Camila Londono receives 2016 U of T Gordon Cressy Student Leadership Award

PhD candidate Camila Londono has been honoured with a 2016 Gordon Cressy Student Leadership Award from the University of Toronto. Named after the former U of T vice-president of development and university relations, the award recognizes students in their graduating year who have made outstanding extra-curricular contributions to their college, faculty, school, or the university as a whole.

Since 2012, Londono, a doctoral candidate in Associate Professor Alison McGuigan‘s Engineering Advanced Health Technologies lab, has served in an executive capacity for the planning and execution of the Institute of Biomaterials & Biomedical Engineering’s (IBBME) annual Scientific Day. She subsequently served as its event chair in 2014 and 2015, and hosted more than 300 students, faculty, hospital partners and staff who shared their latest research endeavors at the Institute’s largest yearly event.

During this time, she was also an executive member of the Biomedical Engineering Students’ Association (BESA) and active representative at meetings of the Graduates Students’ Union and the U of T Engineering Faculty Council. She rewrote the BESA constitution and coordinated the election of student representatives to the association during its transition periods.
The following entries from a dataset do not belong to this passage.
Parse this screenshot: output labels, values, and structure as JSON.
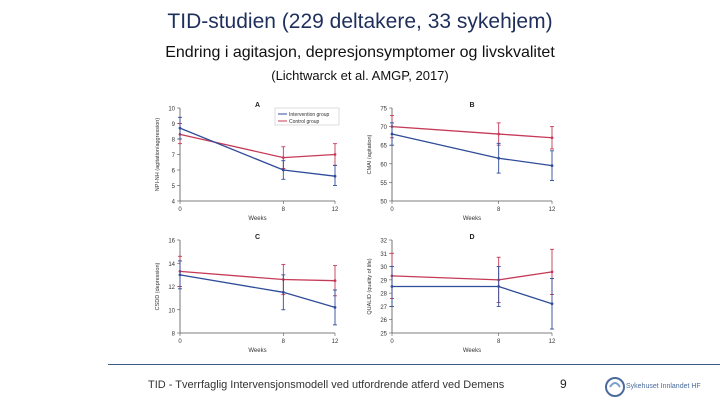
{
  "title": "TID-studien (229 deltakere, 33 sykehjem)",
  "subtitle": "Endring i agitasjon, depresjonsymptomer og livskvalitet",
  "citation": "(Lichtwarck et al. AMGP, 2017)",
  "footer": {
    "text": "TID - Tverrfaglig Intervensjonsmodell ved utfordrende atferd ved Demens",
    "page_number": "9",
    "logo_text": "Sykehuset Innlandet HF"
  },
  "colors": {
    "intervention": "#2f4c99",
    "control": "#c63a57",
    "axis": "#555555"
  },
  "legend": [
    "Intervention group",
    "Control group"
  ],
  "chart_data": [
    {
      "type": "line",
      "panel": "A",
      "xlabel": "Weeks",
      "ylabel": "NPI-NH (agitation/aggression)",
      "x": [
        0,
        8,
        12
      ],
      "xticks": [
        0,
        8,
        12
      ],
      "ylim": [
        4,
        10
      ],
      "yticks": [
        4,
        5,
        6,
        7,
        8,
        9,
        10
      ],
      "series": [
        {
          "name": "Intervention group",
          "values": [
            8.7,
            6.0,
            5.6
          ],
          "lower": [
            8.0,
            5.4,
            5.0
          ],
          "upper": [
            9.4,
            6.6,
            6.3
          ]
        },
        {
          "name": "Control group",
          "values": [
            8.3,
            6.8,
            7.0
          ],
          "lower": [
            7.7,
            6.1,
            6.3
          ],
          "upper": [
            9.0,
            7.5,
            7.7
          ]
        }
      ]
    },
    {
      "type": "line",
      "panel": "B",
      "xlabel": "Weeks",
      "ylabel": "CMAI (agitation)",
      "x": [
        0,
        8,
        12
      ],
      "xticks": [
        0,
        8,
        12
      ],
      "ylim": [
        50,
        75
      ],
      "yticks": [
        50,
        55,
        60,
        65,
        70,
        75
      ],
      "series": [
        {
          "name": "Intervention group",
          "values": [
            68.0,
            61.5,
            59.5
          ],
          "lower": [
            65.0,
            57.5,
            55.5
          ],
          "upper": [
            71.0,
            65.5,
            63.5
          ]
        },
        {
          "name": "Control group",
          "values": [
            70.0,
            68.0,
            67.0
          ],
          "lower": [
            67.0,
            65.0,
            64.0
          ],
          "upper": [
            73.0,
            71.0,
            70.0
          ]
        }
      ]
    },
    {
      "type": "line",
      "panel": "C",
      "xlabel": "Weeks",
      "ylabel": "CSDD (depression)",
      "x": [
        0,
        8,
        12
      ],
      "xticks": [
        0,
        8,
        12
      ],
      "ylim": [
        8,
        16
      ],
      "yticks": [
        8,
        10,
        12,
        14,
        16
      ],
      "series": [
        {
          "name": "Intervention group",
          "values": [
            13.0,
            11.5,
            10.2
          ],
          "lower": [
            11.8,
            10.0,
            8.7
          ],
          "upper": [
            14.2,
            13.0,
            11.7
          ]
        },
        {
          "name": "Control group",
          "values": [
            13.3,
            12.6,
            12.5
          ],
          "lower": [
            12.0,
            11.3,
            11.2
          ],
          "upper": [
            14.6,
            13.9,
            13.8
          ]
        }
      ]
    },
    {
      "type": "line",
      "panel": "D",
      "xlabel": "Weeks",
      "ylabel": "QUALID (quality of life)",
      "x": [
        0,
        8,
        12
      ],
      "xticks": [
        0,
        8,
        12
      ],
      "ylim": [
        25,
        32
      ],
      "yticks": [
        25,
        26,
        27,
        28,
        29,
        30,
        31,
        32
      ],
      "series": [
        {
          "name": "Intervention group",
          "values": [
            28.5,
            28.5,
            27.2
          ],
          "lower": [
            27.0,
            27.0,
            25.3
          ],
          "upper": [
            30.0,
            30.0,
            29.1
          ]
        },
        {
          "name": "Control group",
          "values": [
            29.3,
            29.0,
            29.6
          ],
          "lower": [
            27.6,
            27.3,
            27.9
          ],
          "upper": [
            31.0,
            30.7,
            31.3
          ]
        }
      ]
    }
  ]
}
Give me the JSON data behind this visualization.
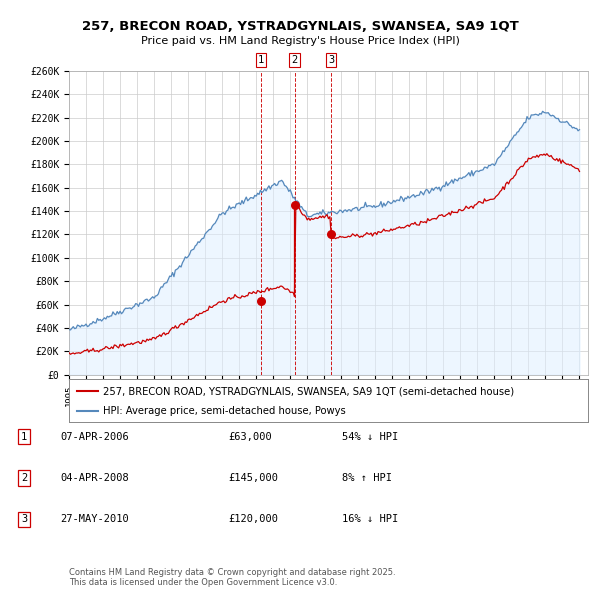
{
  "title": "257, BRECON ROAD, YSTRADGYNLAIS, SWANSEA, SA9 1QT",
  "subtitle": "Price paid vs. HM Land Registry's House Price Index (HPI)",
  "ylim": [
    0,
    260000
  ],
  "yticks": [
    0,
    20000,
    40000,
    60000,
    80000,
    100000,
    120000,
    140000,
    160000,
    180000,
    200000,
    220000,
    240000,
    260000
  ],
  "ytick_labels": [
    "£0",
    "£20K",
    "£40K",
    "£60K",
    "£80K",
    "£100K",
    "£120K",
    "£140K",
    "£160K",
    "£180K",
    "£200K",
    "£220K",
    "£240K",
    "£260K"
  ],
  "xlim_start": 1995.0,
  "xlim_end": 2025.5,
  "transaction_dates": [
    2006.27,
    2008.26,
    2010.41
  ],
  "transaction_prices": [
    63000,
    145000,
    120000
  ],
  "transaction_labels": [
    "1",
    "2",
    "3"
  ],
  "transaction_info": [
    {
      "label": "1",
      "date": "07-APR-2006",
      "price": "£63,000",
      "hpi": "54% ↓ HPI"
    },
    {
      "label": "2",
      "date": "04-APR-2008",
      "price": "£145,000",
      "hpi": "8% ↑ HPI"
    },
    {
      "label": "3",
      "date": "27-MAY-2010",
      "price": "£120,000",
      "hpi": "16% ↓ HPI"
    }
  ],
  "legend_red_label": "257, BRECON ROAD, YSTRADGYNLAIS, SWANSEA, SA9 1QT (semi-detached house)",
  "legend_blue_label": "HPI: Average price, semi-detached house, Powys",
  "footer": "Contains HM Land Registry data © Crown copyright and database right 2025.\nThis data is licensed under the Open Government Licence v3.0.",
  "red_color": "#cc0000",
  "blue_color": "#5588bb",
  "fill_color": "#ddeeff",
  "vline_color": "#cc0000",
  "grid_color": "#cccccc",
  "background_color": "#ffffff"
}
Hosted by U of T President Meric Gertler, Londono was among 15 recipients from the Faculty of Applied Science & Engineering and more than 200 students across the University awarded at a ceremony held in Convocation Hall on April 20.

“The outstanding leadership co- and extra-curricular contributions of our Cressy Award winners have enriched and strengthened U of T Engineering, the University and the larger community,” Dean Cristina Amon said. “I am confident that the competencies and experiences they have gained through these activities will uniquely position them to become global engineering leaders in their lives beyond graduation. I extend my warmest congratulations to each of them, on behalf of the entire Faculty.”